Member of Parliament for Elgin
- In office 1988–1993
- Preceded by: John Wise
- Succeeded by: Gar Knutson

Reeve of Southwold Township, Ontario
- In office 1980–1980

Deputy Reeve of Southwold Township, Ontario
- In office 1978–1980

Councillor of Southwold Township, Ontario
- In office 1978–1980

Personal details
- Born: Kenneth Ernest Monteith 26 June 1938 St. Thomas, Ontario, Canada
- Died: 3 February 2023 (aged 84) St. Thomas, Ontario, Canada
- Party: Progressive Conservative
- Alma mater: Ontario Agricultural College (Ridgetown College) 1957
- Profession: farmer

= Ken Monteith =

Canadian politician (1938–2023)

Kenneth Ernest Monteith (26 June 1938 – 3 February 2023) was a Canadian politician who was a member of the House of Commons from 1988 to 1993. His background was in agriculture.

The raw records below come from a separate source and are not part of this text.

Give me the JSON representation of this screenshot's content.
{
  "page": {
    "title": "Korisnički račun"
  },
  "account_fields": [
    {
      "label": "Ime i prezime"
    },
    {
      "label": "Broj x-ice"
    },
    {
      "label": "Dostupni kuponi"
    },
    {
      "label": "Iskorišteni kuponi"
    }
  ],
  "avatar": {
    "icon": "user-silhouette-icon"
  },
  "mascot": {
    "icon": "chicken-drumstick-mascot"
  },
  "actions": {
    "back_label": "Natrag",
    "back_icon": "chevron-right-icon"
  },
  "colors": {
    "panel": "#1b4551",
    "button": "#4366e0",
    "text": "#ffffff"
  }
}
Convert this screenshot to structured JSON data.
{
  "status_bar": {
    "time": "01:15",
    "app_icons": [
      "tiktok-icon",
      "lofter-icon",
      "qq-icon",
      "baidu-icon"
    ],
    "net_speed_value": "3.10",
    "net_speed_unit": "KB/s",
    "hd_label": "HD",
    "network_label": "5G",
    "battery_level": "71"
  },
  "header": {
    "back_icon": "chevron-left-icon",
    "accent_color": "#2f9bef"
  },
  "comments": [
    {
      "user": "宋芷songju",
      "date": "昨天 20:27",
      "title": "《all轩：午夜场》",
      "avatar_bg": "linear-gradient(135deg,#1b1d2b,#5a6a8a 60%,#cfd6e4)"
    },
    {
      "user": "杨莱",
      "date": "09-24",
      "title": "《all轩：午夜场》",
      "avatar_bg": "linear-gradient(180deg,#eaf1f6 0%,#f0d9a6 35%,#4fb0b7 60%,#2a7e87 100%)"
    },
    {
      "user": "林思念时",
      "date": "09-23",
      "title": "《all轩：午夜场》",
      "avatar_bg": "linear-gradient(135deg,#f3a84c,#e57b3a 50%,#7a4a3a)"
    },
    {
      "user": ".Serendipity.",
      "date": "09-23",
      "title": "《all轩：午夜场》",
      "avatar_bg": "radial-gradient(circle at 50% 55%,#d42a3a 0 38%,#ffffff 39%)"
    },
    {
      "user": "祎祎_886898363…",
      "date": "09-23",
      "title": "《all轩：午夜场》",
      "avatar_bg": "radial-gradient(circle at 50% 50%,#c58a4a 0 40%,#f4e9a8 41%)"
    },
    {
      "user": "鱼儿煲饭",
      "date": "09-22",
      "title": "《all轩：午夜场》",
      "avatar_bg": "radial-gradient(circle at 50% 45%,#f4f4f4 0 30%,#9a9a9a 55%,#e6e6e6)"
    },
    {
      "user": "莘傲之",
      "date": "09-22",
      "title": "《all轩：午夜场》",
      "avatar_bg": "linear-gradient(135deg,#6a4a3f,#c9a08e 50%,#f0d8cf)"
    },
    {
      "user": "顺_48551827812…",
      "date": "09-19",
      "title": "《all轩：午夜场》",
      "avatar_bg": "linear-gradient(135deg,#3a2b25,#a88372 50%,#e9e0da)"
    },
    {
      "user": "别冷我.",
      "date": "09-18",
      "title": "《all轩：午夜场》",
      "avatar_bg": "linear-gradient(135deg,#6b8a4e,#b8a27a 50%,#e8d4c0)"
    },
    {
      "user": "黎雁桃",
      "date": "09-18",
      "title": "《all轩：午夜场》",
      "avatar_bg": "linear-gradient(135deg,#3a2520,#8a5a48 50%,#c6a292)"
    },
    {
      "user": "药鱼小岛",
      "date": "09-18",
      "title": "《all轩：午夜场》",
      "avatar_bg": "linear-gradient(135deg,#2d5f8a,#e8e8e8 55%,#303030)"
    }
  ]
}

Monteith was born in St. Thomas, Ontario in 1938. He was elected in the 1988 federal election at the Elgin electoral district for the Progressive Conservative party. He served in the 34th Canadian Parliament but lost to Gar Knutson of the Liberal Party in the 1993 federal election when it was renamed Elgin—Norfolk.

Prior to being an MP, Monteith served in municipal roles:

- Deputy Reeve of Southwold Township, Ontario – 1978–1980
- Township Councillor of Southwold Township, Ontario – 1978–1980
- Reeve of Southwold Township, Ontario – 1980

Monteith died in St. Thomas on 3 February 2023 at the age of 84.